The death of Mark Milsome is a tragedy and our thoughts are with his family, colleagues and friends. But let us hope this tragedy can inspire us to say in unison: “We have many colleagues, but absolutely no-one to lose! From now on: safety first!”

 

What is happening in 2018?

The planning work for the second IMAGO International Awards has been started, but due to IMAGO´s fiscal year being changed, the next Awards celebration will be held in Belgrade, Serbia, in March 2019.

The invitation to all IMAGO member societies to submit films to the awards will be sent out after this summer. The first awards were a great success, due to the immense work of the IMAGO Awards team, and not least the generous enthusiasm and help from all IMAGO´s sponsor partners.

IMAGO´s administration will, together with the IMAGO Authorship Committee, research into how we can strengthen the control of correct remuneration to IMAGO´s member cinematographers when their images are screened abroad in secondary use, through cooperation with international collection societies.

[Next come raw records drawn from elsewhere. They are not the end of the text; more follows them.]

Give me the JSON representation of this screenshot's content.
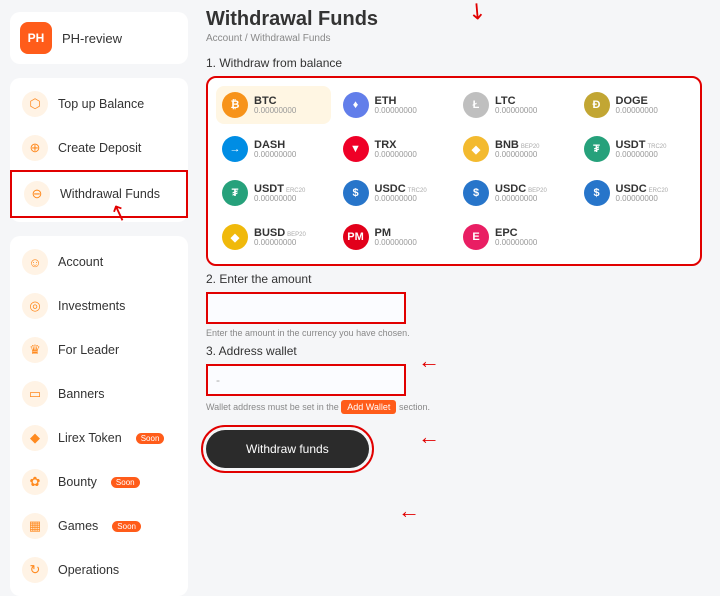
{
  "user": {
    "initials": "PH",
    "name": "PH-review"
  },
  "sidebar": {
    "group1": [
      {
        "label": "Top up Balance",
        "icon": "⬡"
      },
      {
        "label": "Create Deposit",
        "icon": "⊕"
      },
      {
        "label": "Withdrawal Funds",
        "icon": "⊖"
      }
    ],
    "group2": [
      {
        "label": "Account",
        "icon": "☺"
      },
      {
        "label": "Investments",
        "icon": "◎"
      },
      {
        "label": "For Leader",
        "icon": "♛"
      },
      {
        "label": "Banners",
        "icon": "▭"
      },
      {
        "label": "Lirex Token",
        "icon": "◆",
        "soon": "Soon"
      },
      {
        "label": "Bounty",
        "icon": "✿",
        "soon": "Soon"
      },
      {
        "label": "Games",
        "icon": "▦",
        "soon": "Soon"
      },
      {
        "label": "Operations",
        "icon": "↻"
      }
    ]
  },
  "page": {
    "title": "Withdrawal Funds",
    "breadcrumb_account": "Account",
    "breadcrumb_sep": " / ",
    "breadcrumb_current": "Withdrawal Funds",
    "step1": "1. Withdraw from balance",
    "step2": "2. Enter the amount",
    "step2_help": "Enter the amount in the currency you have chosen.",
    "step3": "3. Address wallet",
    "address_placeholder": "-",
    "step3_help_pre": "Wallet address must be set in the ",
    "step3_help_post": " section.",
    "add_wallet": "Add Wallet",
    "submit": "Withdraw funds"
  },
  "currencies": [
    {
      "sym": "BTC",
      "tag": "",
      "bal": "0.00000000",
      "color": "coin-btc",
      "glyph": "₿",
      "selected": true
    },
    {
      "sym": "ETH",
      "tag": "",
      "bal": "0.00000000",
      "color": "coin-eth",
      "glyph": "♦"
    },
    {
      "sym": "LTC",
      "tag": "",
      "bal": "0.00000000",
      "color": "coin-ltc",
      "glyph": "Ł"
    },
    {
      "sym": "DOGE",
      "tag": "",
      "bal": "0.00000000",
      "color": "coin-doge",
      "glyph": "Ð"
    },
    {
      "sym": "DASH",
      "tag": "",
      "bal": "0.00000000",
      "color": "coin-dash",
      "glyph": "→"
    },
    {
      "sym": "TRX",
      "tag": "",
      "bal": "0.00000000",
      "color": "coin-trx",
      "glyph": "▼"
    },
    {
      "sym": "BNB",
      "tag": "BEP20",
      "bal": "0.00000000",
      "color": "coin-bnb",
      "glyph": "◆"
    },
    {
      "sym": "USDT",
      "tag": "TRC20",
      "bal": "0.00000000",
      "color": "coin-usdt",
      "glyph": "₮"
    },
    {
      "sym": "USDT",
      "tag": "ERC20",
      "bal": "0.00000000",
      "color": "coin-usdt",
      "glyph": "₮"
    },
    {
      "sym": "USDC",
      "tag": "TRC20",
      "bal": "0.00000000",
      "color": "coin-usdc",
      "glyph": "$"
    },
    {
      "sym": "USDC",
      "tag": "BEP20",
      "bal": "0.00000000",
      "color": "coin-usdc",
      "glyph": "$"
    },
    {
      "sym": "USDC",
      "tag": "ERC20",
      "bal": "0.00000000",
      "color": "coin-usdc",
      "glyph": "$"
    },
    {
      "sym": "BUSD",
      "tag": "BEP20",
      "bal": "0.00000000",
      "color": "coin-busd",
      "glyph": "◆"
    },
    {
      "sym": "PM",
      "tag": "",
      "bal": "0.00000000",
      "color": "coin-pm",
      "glyph": "PM"
    },
    {
      "sym": "EPC",
      "tag": "",
      "bal": "0.00000000",
      "color": "coin-epc",
      "glyph": "E"
    }
  ]
}
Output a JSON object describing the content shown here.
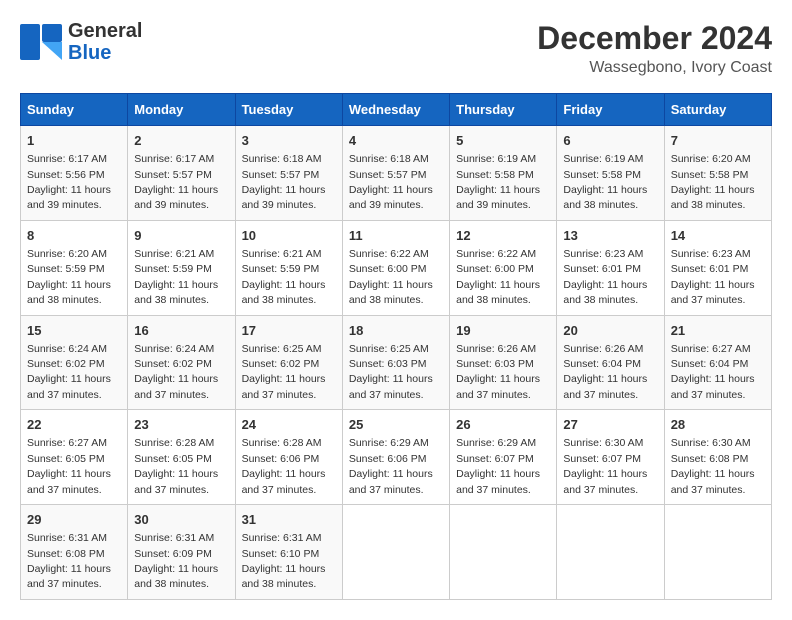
{
  "header": {
    "logo_line1": "General",
    "logo_line2": "Blue",
    "title": "December 2024",
    "subtitle": "Wassegbono, Ivory Coast"
  },
  "calendar": {
    "days_of_week": [
      "Sunday",
      "Monday",
      "Tuesday",
      "Wednesday",
      "Thursday",
      "Friday",
      "Saturday"
    ],
    "weeks": [
      [
        null,
        null,
        null,
        null,
        null,
        null,
        null
      ]
    ]
  },
  "cells": [
    {
      "day": "1",
      "col": 0,
      "sunrise": "6:17 AM",
      "sunset": "5:56 PM",
      "daylight": "11 hours and 39 minutes."
    },
    {
      "day": "2",
      "col": 1,
      "sunrise": "6:17 AM",
      "sunset": "5:57 PM",
      "daylight": "11 hours and 39 minutes."
    },
    {
      "day": "3",
      "col": 2,
      "sunrise": "6:18 AM",
      "sunset": "5:57 PM",
      "daylight": "11 hours and 39 minutes."
    },
    {
      "day": "4",
      "col": 3,
      "sunrise": "6:18 AM",
      "sunset": "5:57 PM",
      "daylight": "11 hours and 39 minutes."
    },
    {
      "day": "5",
      "col": 4,
      "sunrise": "6:19 AM",
      "sunset": "5:58 PM",
      "daylight": "11 hours and 39 minutes."
    },
    {
      "day": "6",
      "col": 5,
      "sunrise": "6:19 AM",
      "sunset": "5:58 PM",
      "daylight": "11 hours and 38 minutes."
    },
    {
      "day": "7",
      "col": 6,
      "sunrise": "6:20 AM",
      "sunset": "5:58 PM",
      "daylight": "11 hours and 38 minutes."
    },
    {
      "day": "8",
      "col": 0,
      "sunrise": "6:20 AM",
      "sunset": "5:59 PM",
      "daylight": "11 hours and 38 minutes."
    },
    {
      "day": "9",
      "col": 1,
      "sunrise": "6:21 AM",
      "sunset": "5:59 PM",
      "daylight": "11 hours and 38 minutes."
    },
    {
      "day": "10",
      "col": 2,
      "sunrise": "6:21 AM",
      "sunset": "5:59 PM",
      "daylight": "11 hours and 38 minutes."
    },
    {
      "day": "11",
      "col": 3,
      "sunrise": "6:22 AM",
      "sunset": "6:00 PM",
      "daylight": "11 hours and 38 minutes."
    },
    {
      "day": "12",
      "col": 4,
      "sunrise": "6:22 AM",
      "sunset": "6:00 PM",
      "daylight": "11 hours and 38 minutes."
    },
    {
      "day": "13",
      "col": 5,
      "sunrise": "6:23 AM",
      "sunset": "6:01 PM",
      "daylight": "11 hours and 38 minutes."
    },
    {
      "day": "14",
      "col": 6,
      "sunrise": "6:23 AM",
      "sunset": "6:01 PM",
      "daylight": "11 hours and 37 minutes."
    },
    {
      "day": "15",
      "col": 0,
      "sunrise": "6:24 AM",
      "sunset": "6:02 PM",
      "daylight": "11 hours and 37 minutes."
    },
    {
      "day": "16",
      "col": 1,
      "sunrise": "6:24 AM",
      "sunset": "6:02 PM",
      "daylight": "11 hours and 37 minutes."
    },
    {
      "day": "17",
      "col": 2,
      "sunrise": "6:25 AM",
      "sunset": "6:02 PM",
      "daylight": "11 hours and 37 minutes."
    },
    {
      "day": "18",
      "col": 3,
      "sunrise": "6:25 AM",
      "sunset": "6:03 PM",
      "daylight": "11 hours and 37 minutes."
    },
    {
      "day": "19",
      "col": 4,
      "sunrise": "6:26 AM",
      "sunset": "6:03 PM",
      "daylight": "11 hours and 37 minutes."
    },
    {
      "day": "20",
      "col": 5,
      "sunrise": "6:26 AM",
      "sunset": "6:04 PM",
      "daylight": "11 hours and 37 minutes."
    },
    {
      "day": "21",
      "col": 6,
      "sunrise": "6:27 AM",
      "sunset": "6:04 PM",
      "daylight": "11 hours and 37 minutes."
    },
    {
      "day": "22",
      "col": 0,
      "sunrise": "6:27 AM",
      "sunset": "6:05 PM",
      "daylight": "11 hours and 37 minutes."
    },
    {
      "day": "23",
      "col": 1,
      "sunrise": "6:28 AM",
      "sunset": "6:05 PM",
      "daylight": "11 hours and 37 minutes."
    },
    {
      "day": "24",
      "col": 2,
      "sunrise": "6:28 AM",
      "sunset": "6:06 PM",
      "daylight": "11 hours and 37 minutes."
    },
    {
      "day": "25",
      "col": 3,
      "sunrise": "6:29 AM",
      "sunset": "6:06 PM",
      "daylight": "11 hours and 37 minutes."
    },
    {
      "day": "26",
      "col": 4,
      "sunrise": "6:29 AM",
      "sunset": "6:07 PM",
      "daylight": "11 hours and 37 minutes."
    },
    {
      "day": "27",
      "col": 5,
      "sunrise": "6:30 AM",
      "sunset": "6:07 PM",
      "daylight": "11 hours and 37 minutes."
    },
    {
      "day": "28",
      "col": 6,
      "sunrise": "6:30 AM",
      "sunset": "6:08 PM",
      "daylight": "11 hours and 37 minutes."
    },
    {
      "day": "29",
      "col": 0,
      "sunrise": "6:31 AM",
      "sunset": "6:08 PM",
      "daylight": "11 hours and 37 minutes."
    },
    {
      "day": "30",
      "col": 1,
      "sunrise": "6:31 AM",
      "sunset": "6:09 PM",
      "daylight": "11 hours and 38 minutes."
    },
    {
      "day": "31",
      "col": 2,
      "sunrise": "6:31 AM",
      "sunset": "6:10 PM",
      "daylight": "11 hours and 38 minutes."
    }
  ]
}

We are planning a conference on working conditions in Brussels in the autumn of 2018 in cooperation with other audio-visual federations, to shed light on the worsening working hours and health and safety in many countries, and to see how we can get this trend turned around.

Where to rent a good tripod, hard drives or where to find a good DIT, location manager or camera assistant when visiting Hong Kong, Norway or Portugal? IMAGO is working with Laws Publishing to establish a new web-edition of the IMAGO International Directory Of Cinematographers. The directory is planned to contain the information cinematographers need when visiting a country abroad, how to get in contact with society-recommended focus pullers, DITs, studios and rental companies, etc. Many cinematographers have equipment they also rent out, and they can list their equipment information and contact information for free in the new directory. The good thing with e-versions is that all information will continuously be updated with the correct and latest news, which was difficult or impossible with the printed version we earlier have published bi-annually.

The IMAGO Masterclass Committee, headed by Herman Verschuur NSC, Astrid Heubrandtner AAC, Jan Weincke DFF and Ron Johanson ACS, is planning a new grand “Inspiration” Masterclass in Vienna in the coming winter, and IMAGO will cooperate with several of our member societies to arrange smaller local masterclasses with well-known cinematographers around Europe and Asia. The IMAGO Educational Committee, headed by Tony Costa, is cooperating with the German Film School HFF in Munich to arrange a new Educational summit in March.

The last IMAGO/HFF Educational Conference in Munich. Germany. Photo: Paul René Roestad

IMAGO will be strongly represented during the International Cinematographers Summit ICS, arranged by the American Society Of Cinematographers in Los Angeles from 4th to 7th of June, and we are already working to plan a number of new IMAGO activities during Camerimage 2018, in cooperation with the ASC and Camerimage.

The IMAGO Gender & Diversity Committee will keep focusing on the challenges we have, not only of having far too few female cinematographers amongst us, but also the fact that cinematographers today overwhelmingly are Caucasian. Luckily, the focus on this challenge is intensifying, and IMAGO will again have a broad focus on this theme at Camerimage 2018.